Expert em roteiros low budget, rapidamente planejou os próximos passos, sempre associando o garimpo vintage a rolês ao ar livre. "Voltei da Europa no fim de 2018 e, em maio de 2019, saí de bicicleta da minha casa, em São Paulo, e fui até a Bolívia." Foram cinco meses de bike pela América Latina, passando pelos lugares mais inóspitos, como o Salar de Uyuni, onde chegou a dormir por uma noite, sem saber que corria o risco de ser atropelado por caminhões de tráfico clandestinos que andavam sem farol pelo deserto de sal durante a madrugada. "Dormíamos em ginásios, nos canos debaixo da estrada, acampamos em ruínas e rodoviárias", conta ele, que ainda precisou de esforço e foco dobrado para carregar todo o garimpo vintage no bagageiro da bicicleta.

Mas nem tudo foi perrengue e graças à generosidade das pessoas na estrada, houve momentos de conforto. "Muita gente nos cedeu cama para dormir, nos deixaram acampar em terrenos, deram banho e comida", diz. O sentimento de empatia não só ficou na memória, mas também influenciou o brechó de certa forma. "Hoje penso mais em dar acesso a pessoas que gostam dessas roupas, mas não têm como bancar o preço original das marcas", conta ele. Seus produtos não passam de R$ 300. "Às vezes, conseguir vestir algo foda é uma realização e, para mim, isso é o que faz mais sentido nesse negócio."

Rafael Anic

Foto Cortesia/Rafael Anic

Outro aspecto que conduz o business é o reaproveitamento. "Nesse processo percebi o quanto tudo é descartável", revela Rafael. "Encontrei peças novinhas, que provavelmente haviam sido descartadas por alguém que já estava comprando outras", reflete ele, que também notou um pouco de descaso com a causa ambiental entre os donos de brechós. "Dentro dos grupos que participo no Whatsapp, por exemplo, foca-se mais nos garimpos em si e em achar marcas vendáveis, do que na conscientização".

No caso do 3V, conscientização vem em primeiro lugar e já começa pelo nome, uma homenagem à tia avó, Teresinha de Jesus. "Quando ela emprestava tupperware para a gente, sempre falava que era 3V: vai e volta voando", lembra. "Isso tinha tudo a ver com o conceito da loja, da roupa descartada que vai e volta pra ser ressignificada." Nômade de raiz, Rafael também não se apega à vida online e adota uma atitude low profile em relação às redes sociais. "Não tenho interesse em associar meu perfil pessoal ao brechó, mas respondo todo mundo, gosto da informalidade e de ter uma relação humana.

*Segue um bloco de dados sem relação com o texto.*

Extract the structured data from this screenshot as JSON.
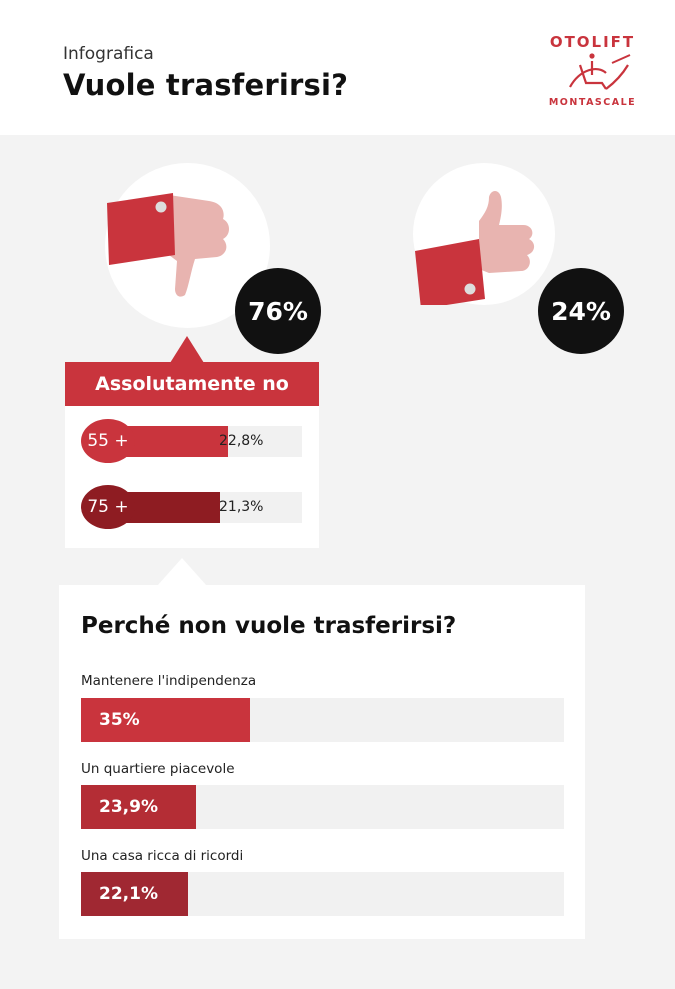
{
  "header": {
    "kicker": "Infografica",
    "title": "Vuole trasferirsi?"
  },
  "logo": {
    "brand": "OTOLIFT",
    "sub": "MONTASCALE",
    "color": "#c9343d"
  },
  "colors": {
    "red": "#c9343d",
    "red_mid": "#b42d35",
    "dark_red": "#8e1c22",
    "skin": "#e8b4b0",
    "badge": "#111111"
  },
  "icons": {
    "no": "thumbs-down-icon",
    "yes": "thumbs-up-icon"
  },
  "chart_data": [
    {
      "type": "bar",
      "categories": [
        "No",
        "Sì"
      ],
      "values": [
        76,
        24
      ],
      "value_labels": [
        "76%",
        "24%"
      ]
    },
    {
      "type": "bar",
      "title": "Assolutamente no",
      "categories": [
        "55 +",
        "75 +"
      ],
      "values": [
        22.8,
        21.3
      ],
      "value_labels": [
        "22,8%",
        "21,3%"
      ]
    },
    {
      "type": "bar",
      "title": "Perché non vuole trasferirsi?",
      "categories": [
        "Mantenere l'indipendenza",
        "Un quartiere piacevole",
        "Una casa ricca di ricordi"
      ],
      "values": [
        35,
        23.9,
        22.1
      ],
      "value_labels": [
        "35%",
        "23,9%",
        "22,1%"
      ],
      "ylim": [
        0,
        100
      ]
    }
  ]
}
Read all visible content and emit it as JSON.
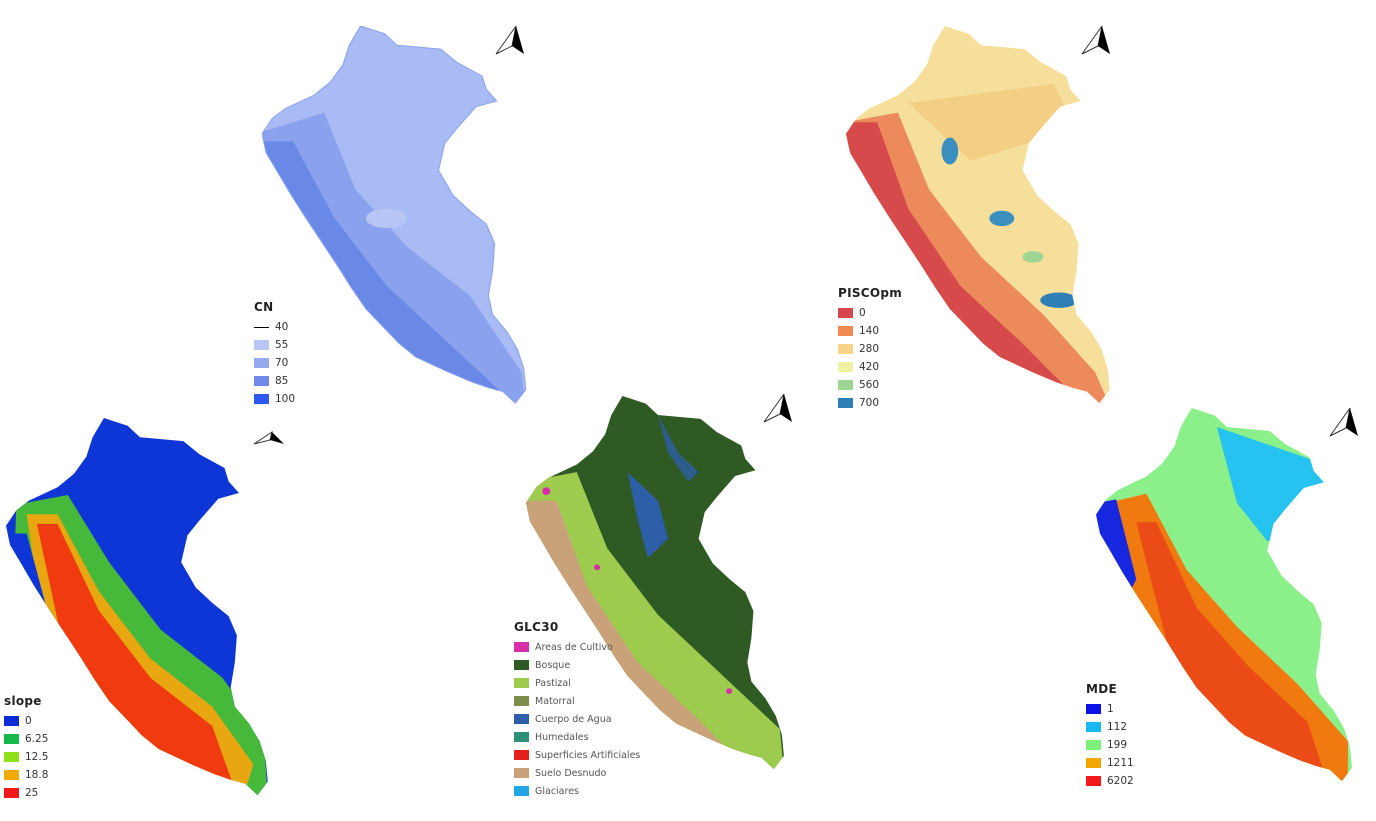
{
  "maps": {
    "cn": {
      "title": "CN",
      "items": [
        {
          "label": "40",
          "color": "#000000",
          "line": true
        },
        {
          "label": "55",
          "color": "#b8c6f6"
        },
        {
          "label": "70",
          "color": "#95a9f0"
        },
        {
          "label": "85",
          "color": "#6f8ae8"
        },
        {
          "label": "100",
          "color": "#3057f0"
        }
      ]
    },
    "pisco": {
      "title": "PISCOpm",
      "items": [
        {
          "label": "0",
          "color": "#d7464c"
        },
        {
          "label": "140",
          "color": "#f08a52"
        },
        {
          "label": "280",
          "color": "#f7d488"
        },
        {
          "label": "420",
          "color": "#eef2a6"
        },
        {
          "label": "560",
          "color": "#9ed592"
        },
        {
          "label": "700",
          "color": "#2f7fb4"
        }
      ]
    },
    "slope": {
      "title": "slope",
      "items": [
        {
          "label": "0",
          "color": "#0a2ad8"
        },
        {
          "label": "6.25",
          "color": "#17b84a"
        },
        {
          "label": "12.5",
          "color": "#8fe01a"
        },
        {
          "label": "18.8",
          "color": "#f2a900"
        },
        {
          "label": "25",
          "color": "#f01818"
        }
      ]
    },
    "glc30": {
      "title": "GLC30",
      "items": [
        {
          "label": "Areas de Cultivo",
          "color": "#d62fa8"
        },
        {
          "label": "Bosque",
          "color": "#2f5a23"
        },
        {
          "label": "Pastizal",
          "color": "#9ccb4d"
        },
        {
          "label": "Matorral",
          "color": "#7e8c49"
        },
        {
          "label": "Cuerpo de Agua",
          "color": "#2d5ea8"
        },
        {
          "label": "Humedales",
          "color": "#2e8f77"
        },
        {
          "label": "Superficies Artificiales",
          "color": "#e3211c"
        },
        {
          "label": "Suelo Desnudo",
          "color": "#c9a27a"
        },
        {
          "label": "Glaciares",
          "color": "#22a6e6"
        }
      ]
    },
    "mde": {
      "title": "MDE",
      "items": [
        {
          "label": "1",
          "color": "#0b12e8"
        },
        {
          "label": "112",
          "color": "#18b8f2"
        },
        {
          "label": "199",
          "color": "#7cf27c"
        },
        {
          "label": "1211",
          "color": "#f2a600"
        },
        {
          "label": "6202",
          "color": "#f01818"
        }
      ]
    }
  },
  "fills": {
    "cn": {
      "base": "#a9bbf4",
      "mid": "#8aa2ee",
      "dark": "#6a88e6"
    },
    "pisco": {
      "base": "#f2c67c",
      "mid": "#ec8a5c",
      "dark": "#d64a4c",
      "wet": "#3a8fbf",
      "light": "#f5df9a"
    },
    "slope": {
      "base": "#0e36d6",
      "mid": "#46b83a",
      "hot": "#f03a10",
      "warm": "#e8a610"
    },
    "glc30": {
      "base": "#2f5a23",
      "grass": "#9ccb4d",
      "soil": "#c9a27a",
      "water": "#2d5ea8",
      "crop": "#d62fa8"
    },
    "mde": {
      "base": "#8cf08a",
      "cyan": "#26c3f0",
      "high": "#f07a10",
      "peak": "#e8241c",
      "blue": "#1828e0"
    }
  }
}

Às vezes, até aconselho alguns a não comprar".

Com a pandemia, as viagens tiveram que ser adiadas, mas Rafa ainda tem estoque garantido para os próximos meses. "Como trago de baciada, ainda tenho bastante coisa e espero poder viajar em breve". Portugal está novamente nos planos, assim como como Paquistão e Ucrânia.